Nikolaus Bernau on the Mythical Creature in Art
Palace décor, hot-pink squeaky toys, the LGBT flag: unicorns remain part of the history of art and religion to this day—but above all of everyday life and culture in the Western world. In a three-part series, cultural journalist Nikolaus Bernau explores the mythical creature in art on rbb’s Kulturradio, radio3 (in German).
The first episode focuses on tapestries from Brandenburg to Paris. One little-known yet extraordinary work on view comes from St. Gotthardt’s Church in Brandenburg an der Havel, which has loaned a unique 15th-century tapestry measuring 5.5 meters in length, with a unicorn depicted at its center. Kept in the church for centuries, the tapestry was cleaned and restored especially for the unicorn exhibition at the Museum Barberini.
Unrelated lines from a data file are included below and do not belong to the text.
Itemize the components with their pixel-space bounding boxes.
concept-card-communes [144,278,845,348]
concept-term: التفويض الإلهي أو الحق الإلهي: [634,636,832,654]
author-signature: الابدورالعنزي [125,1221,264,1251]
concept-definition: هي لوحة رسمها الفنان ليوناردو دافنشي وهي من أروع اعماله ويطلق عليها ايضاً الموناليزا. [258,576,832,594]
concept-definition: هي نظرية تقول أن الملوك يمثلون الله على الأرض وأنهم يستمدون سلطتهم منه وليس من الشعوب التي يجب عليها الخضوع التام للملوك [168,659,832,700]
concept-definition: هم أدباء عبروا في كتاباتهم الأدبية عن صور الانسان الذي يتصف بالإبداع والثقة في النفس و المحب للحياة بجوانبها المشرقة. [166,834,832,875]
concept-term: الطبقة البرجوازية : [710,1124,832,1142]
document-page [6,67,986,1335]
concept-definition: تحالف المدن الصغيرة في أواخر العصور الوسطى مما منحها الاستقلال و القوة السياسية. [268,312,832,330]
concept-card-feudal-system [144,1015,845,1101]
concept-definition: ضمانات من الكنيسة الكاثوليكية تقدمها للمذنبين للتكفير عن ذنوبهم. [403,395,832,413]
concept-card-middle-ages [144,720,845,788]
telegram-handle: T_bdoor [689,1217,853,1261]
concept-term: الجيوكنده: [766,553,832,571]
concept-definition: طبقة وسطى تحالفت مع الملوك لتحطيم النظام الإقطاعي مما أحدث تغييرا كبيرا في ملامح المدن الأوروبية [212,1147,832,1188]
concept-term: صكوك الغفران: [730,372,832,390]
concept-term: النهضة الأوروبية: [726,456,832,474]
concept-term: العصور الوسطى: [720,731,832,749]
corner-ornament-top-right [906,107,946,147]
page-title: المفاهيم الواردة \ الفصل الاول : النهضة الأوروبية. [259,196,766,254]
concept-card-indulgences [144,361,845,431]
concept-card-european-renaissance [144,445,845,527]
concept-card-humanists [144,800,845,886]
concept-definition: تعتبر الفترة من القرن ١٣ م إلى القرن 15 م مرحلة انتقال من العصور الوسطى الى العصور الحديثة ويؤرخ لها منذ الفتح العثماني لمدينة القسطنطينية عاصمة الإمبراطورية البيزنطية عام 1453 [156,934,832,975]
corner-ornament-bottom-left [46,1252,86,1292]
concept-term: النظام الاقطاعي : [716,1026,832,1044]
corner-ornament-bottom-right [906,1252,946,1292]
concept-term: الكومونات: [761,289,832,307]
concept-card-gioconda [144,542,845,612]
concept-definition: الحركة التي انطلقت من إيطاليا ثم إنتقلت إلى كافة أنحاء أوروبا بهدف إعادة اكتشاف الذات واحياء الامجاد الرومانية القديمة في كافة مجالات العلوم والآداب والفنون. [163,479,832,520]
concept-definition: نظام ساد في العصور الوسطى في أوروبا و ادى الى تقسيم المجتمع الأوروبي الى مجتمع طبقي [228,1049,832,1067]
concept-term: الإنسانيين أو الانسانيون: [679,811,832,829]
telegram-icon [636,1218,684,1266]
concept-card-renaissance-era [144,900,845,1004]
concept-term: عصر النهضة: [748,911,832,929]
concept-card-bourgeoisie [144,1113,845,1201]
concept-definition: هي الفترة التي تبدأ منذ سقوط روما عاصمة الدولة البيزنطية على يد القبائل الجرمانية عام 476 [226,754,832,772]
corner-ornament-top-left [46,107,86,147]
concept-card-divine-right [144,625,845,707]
At the very beginning of the exhibition The Unicorn in Art at the Museum Barberini in Potsdam, visitors encounter a Dutch painting featuring a massive, horse-like unicorn that appears anything but cute. Right beside it, displayed in a glass case, is a unicorn from China. What connects the two, and why does the unicorn appear so brutal? Bernau investigates these questions in Part Two.
In the third episode, Bernau examines the collections of Berlin’s museums and traces the paths of influential collectors—from Friedrich Wilhelm IV and Wilhelm von Bode to James Simon.